• HI There!
  • RECIPES
  • Travel
  • Event
  • HI There!
  • RECIPES
  • Travel
  • Event
2K
Bonjour Bonita by Gizem
Bonjour Bonita by Gizem

Roma

  • 17.2K views
Total
0
Shares
0
0
0

Beni en çok heyecanlandıran ve devamlı özlem duyduğum büyülü şehir Roma. Sokakları, her attığın adımda seni içine çeken sanat eserleri, yapıları, meydanları, sokakları gezerken kulağına fısıldayan müzikler, sanatlarını sokaklara dökmüş ressamları ile tam bir yaşayan, buram buram sanat kokan ölümsüz şehir Roma.

İtalya’nın başkenti Roma’nın nüfusu en son 2016 yılına göre 3.737.750 olarak kaydedilmiş. Bu tarihi yer  7 tepe üzerinde kurulmuş en kalabalık turistlik şehir. Barok ve rönesans dönemlerden kalma kiliseler, sanat eserlerleri ve tarihi yapıları içinde bulunduruyor. Ayrıca Roma katoliklerin merkezi.
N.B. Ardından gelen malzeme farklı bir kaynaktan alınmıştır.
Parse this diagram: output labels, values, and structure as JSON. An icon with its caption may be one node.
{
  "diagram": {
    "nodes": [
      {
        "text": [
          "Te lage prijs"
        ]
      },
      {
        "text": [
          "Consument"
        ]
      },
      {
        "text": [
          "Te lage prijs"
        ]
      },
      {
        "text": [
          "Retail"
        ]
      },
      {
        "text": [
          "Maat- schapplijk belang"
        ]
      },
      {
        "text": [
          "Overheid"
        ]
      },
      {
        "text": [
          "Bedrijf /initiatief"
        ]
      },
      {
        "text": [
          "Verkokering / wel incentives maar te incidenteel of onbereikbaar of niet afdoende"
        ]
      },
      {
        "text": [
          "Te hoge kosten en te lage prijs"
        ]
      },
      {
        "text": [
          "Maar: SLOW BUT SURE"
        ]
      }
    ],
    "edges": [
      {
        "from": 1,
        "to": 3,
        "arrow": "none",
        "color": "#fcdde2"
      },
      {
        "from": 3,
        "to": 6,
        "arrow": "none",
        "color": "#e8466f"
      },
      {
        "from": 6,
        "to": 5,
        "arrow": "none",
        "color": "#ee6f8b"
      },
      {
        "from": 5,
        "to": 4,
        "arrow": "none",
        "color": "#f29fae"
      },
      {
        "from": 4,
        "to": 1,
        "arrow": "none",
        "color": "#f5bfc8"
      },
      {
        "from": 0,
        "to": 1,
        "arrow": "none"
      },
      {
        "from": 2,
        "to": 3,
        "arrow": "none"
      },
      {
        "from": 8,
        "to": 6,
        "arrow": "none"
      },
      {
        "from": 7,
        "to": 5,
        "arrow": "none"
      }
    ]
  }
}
Roma, Yemek kültürü, tarih, mimari, sanat ve modanın başkenti aynı zamanda.

Dünya tarihi bakımından çok fazla önem taşıyor Roma. Sanata meraklı olanlar için gidilip görülmesi gerçekten şart. Özellikle gitmeden gezeceğiniz yerlerin tarihini iyice araştırırsanız sizin için daha da iyi olacak. Roma’ya adımınızı attığınız anda hemen bir gezi haritasını alın. Ufak bir kafeye gidin. Kahvenizi belki de yanında güzel bir italyan’a özgü tiramisu’nuzu yerken gezi planınızı oluşturun.

Ben Roma’da İspanyol Merdivenlerinin yakınında bir otelde konakladım. Bütün her yeri yürüyerek dolaştım. Sizlere de öneririm. İnanın tarih kokan Roma sokaklarının gerçek tadını bu şekilde anlayacaksınız. Tabi sadece tarih ve sanat değil. Yemekleri ile bütünleşen ve adından söz ettiren bir şehir Roma. Bunların en başında tabiki de aklımıza hemen Pizza geliyor. Bir kaç yer haricinde İstanbul’da yediklerinle asla kıyaslanamayacak kadar lezzetli. Sokaklarda, meydanlarda karşınıza çıkıyor pizza yiyebileceğiniz mekanlar. Belki dar bir sokak arasında içerisinden piyano sesi gelen bir yerde ya da yanı başındaki sokaktan akordiyon seslerinin yükseldiği başka bir mekanda. Tabiki sadece pizza değil. 600’den fazla çeşidi ile dünyanın en fazla makarna üreten şehri burası.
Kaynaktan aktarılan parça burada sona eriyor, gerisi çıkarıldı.